La Nochevieja nunca fue una tradición importante en mi casa, como cualquier otra fiesta pagana. Para mí no tiene mucho sentido tratar de encontrarle importancia a cambiar de mes como hacen las influencers, ni tampoco de hoja de calendario: diría incluso que es otro indicio de la mecanización sistemática a la que llevamos décadas sometidos, como si aspiráramos a resetear nuestro cerebro y terminar con las tendencias seguidas hasta ahora en todos los ámbitos antes de aceptar que todo será a partir de ahora más caro y más difícil.

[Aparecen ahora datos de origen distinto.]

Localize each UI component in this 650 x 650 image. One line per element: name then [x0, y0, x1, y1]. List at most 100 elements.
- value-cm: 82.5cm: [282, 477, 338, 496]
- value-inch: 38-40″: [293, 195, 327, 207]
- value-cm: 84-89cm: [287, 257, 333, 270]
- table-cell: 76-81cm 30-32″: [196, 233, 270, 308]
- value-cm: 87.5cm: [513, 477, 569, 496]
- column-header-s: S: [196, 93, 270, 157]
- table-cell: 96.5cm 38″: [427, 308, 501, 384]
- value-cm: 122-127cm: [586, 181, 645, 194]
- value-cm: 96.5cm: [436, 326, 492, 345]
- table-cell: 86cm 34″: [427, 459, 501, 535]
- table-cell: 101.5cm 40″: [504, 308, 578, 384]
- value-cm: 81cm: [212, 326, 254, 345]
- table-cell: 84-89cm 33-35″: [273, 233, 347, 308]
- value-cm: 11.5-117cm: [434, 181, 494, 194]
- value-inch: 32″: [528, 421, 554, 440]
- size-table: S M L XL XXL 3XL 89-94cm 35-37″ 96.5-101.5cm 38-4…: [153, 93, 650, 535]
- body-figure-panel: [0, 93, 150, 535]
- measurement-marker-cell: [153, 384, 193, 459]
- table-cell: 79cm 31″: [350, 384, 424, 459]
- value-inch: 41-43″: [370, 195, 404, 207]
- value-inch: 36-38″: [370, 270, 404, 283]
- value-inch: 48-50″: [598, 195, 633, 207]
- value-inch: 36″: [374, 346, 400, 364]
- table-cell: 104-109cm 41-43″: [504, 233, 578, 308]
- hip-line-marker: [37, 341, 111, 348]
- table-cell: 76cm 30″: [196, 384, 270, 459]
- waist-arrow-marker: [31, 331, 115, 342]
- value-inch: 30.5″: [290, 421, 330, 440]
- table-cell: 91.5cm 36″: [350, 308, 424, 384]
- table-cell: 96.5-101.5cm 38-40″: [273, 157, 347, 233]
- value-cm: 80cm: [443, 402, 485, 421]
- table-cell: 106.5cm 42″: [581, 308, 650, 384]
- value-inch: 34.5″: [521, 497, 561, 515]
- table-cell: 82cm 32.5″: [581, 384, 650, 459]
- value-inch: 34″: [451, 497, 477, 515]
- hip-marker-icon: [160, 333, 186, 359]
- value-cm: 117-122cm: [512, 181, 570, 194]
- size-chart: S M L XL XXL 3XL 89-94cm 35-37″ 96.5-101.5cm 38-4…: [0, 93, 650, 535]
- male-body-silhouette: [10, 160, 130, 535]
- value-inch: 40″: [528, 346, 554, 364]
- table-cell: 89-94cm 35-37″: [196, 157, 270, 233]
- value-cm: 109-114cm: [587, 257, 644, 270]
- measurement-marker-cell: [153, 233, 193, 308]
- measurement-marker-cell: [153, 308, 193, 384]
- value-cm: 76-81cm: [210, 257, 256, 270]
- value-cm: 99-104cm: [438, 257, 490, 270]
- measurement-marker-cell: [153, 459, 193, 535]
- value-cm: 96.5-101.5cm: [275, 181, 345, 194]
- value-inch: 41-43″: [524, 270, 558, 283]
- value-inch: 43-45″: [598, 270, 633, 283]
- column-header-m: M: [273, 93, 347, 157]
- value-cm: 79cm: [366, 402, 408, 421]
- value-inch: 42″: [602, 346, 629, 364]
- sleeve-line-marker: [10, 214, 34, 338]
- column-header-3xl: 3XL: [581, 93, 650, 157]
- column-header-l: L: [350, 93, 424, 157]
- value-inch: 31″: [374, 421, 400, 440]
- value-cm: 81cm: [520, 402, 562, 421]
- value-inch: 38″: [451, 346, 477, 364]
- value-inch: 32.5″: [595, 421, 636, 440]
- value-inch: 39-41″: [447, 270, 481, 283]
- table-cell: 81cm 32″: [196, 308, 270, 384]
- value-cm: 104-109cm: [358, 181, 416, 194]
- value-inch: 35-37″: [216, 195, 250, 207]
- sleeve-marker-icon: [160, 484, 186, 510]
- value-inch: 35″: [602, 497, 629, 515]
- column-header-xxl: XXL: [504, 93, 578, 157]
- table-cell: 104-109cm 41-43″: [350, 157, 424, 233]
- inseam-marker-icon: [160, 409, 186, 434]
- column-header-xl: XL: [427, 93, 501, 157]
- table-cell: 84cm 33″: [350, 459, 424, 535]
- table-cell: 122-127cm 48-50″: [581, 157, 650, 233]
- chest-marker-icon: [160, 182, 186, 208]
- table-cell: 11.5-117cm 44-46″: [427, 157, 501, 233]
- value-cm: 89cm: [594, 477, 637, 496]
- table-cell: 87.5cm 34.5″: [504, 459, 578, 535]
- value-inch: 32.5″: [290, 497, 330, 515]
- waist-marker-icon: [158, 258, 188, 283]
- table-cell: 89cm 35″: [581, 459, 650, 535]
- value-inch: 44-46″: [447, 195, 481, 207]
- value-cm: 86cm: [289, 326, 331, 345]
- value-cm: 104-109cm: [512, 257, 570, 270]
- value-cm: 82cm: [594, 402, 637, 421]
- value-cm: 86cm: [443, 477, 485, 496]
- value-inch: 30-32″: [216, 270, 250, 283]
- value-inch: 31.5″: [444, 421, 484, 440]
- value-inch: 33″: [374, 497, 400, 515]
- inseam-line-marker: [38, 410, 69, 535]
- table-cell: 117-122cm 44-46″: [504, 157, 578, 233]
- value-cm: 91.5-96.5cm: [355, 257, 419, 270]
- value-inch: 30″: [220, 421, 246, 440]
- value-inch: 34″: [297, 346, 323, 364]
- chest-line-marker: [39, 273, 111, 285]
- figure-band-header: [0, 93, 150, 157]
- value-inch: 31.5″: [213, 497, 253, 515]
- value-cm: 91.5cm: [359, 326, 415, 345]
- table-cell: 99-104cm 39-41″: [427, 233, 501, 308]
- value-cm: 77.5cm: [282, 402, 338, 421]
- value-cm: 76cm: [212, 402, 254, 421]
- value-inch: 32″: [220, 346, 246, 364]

En lugar de festejar comiendo uvas y bebiendo champán (bebida por cierto siempre inalcanzable para nuestros bolsillos), veíamos una de esas películas antiguas que narraban alguna batalla en la vieja Europa de una de las dos grandes guerras; largometrajes que aun siendo en color parecían de la época del cine mudo por su discutible puesta en escena, pero sorprendentemente tenían su interés. Además contaban con la ventaja de contar con poco diálogo y por ello resultar perfectamente compatibles con el estruendo de petardos y luces que inunda los cielos la primera hora de la madrugada de Año Nuevo, dando inicio a esa fiesta que acaba en redadas policiales, cotillones desmedidos incluso en los lugares más respetables y una resaca del copón.
Esta noche será la primera de muchas en que me iré a dormir con la conciencia bien tranquila por escoger cuidar de una familia en progreso. Ya os veo mañana si es que quiero reírme un poco.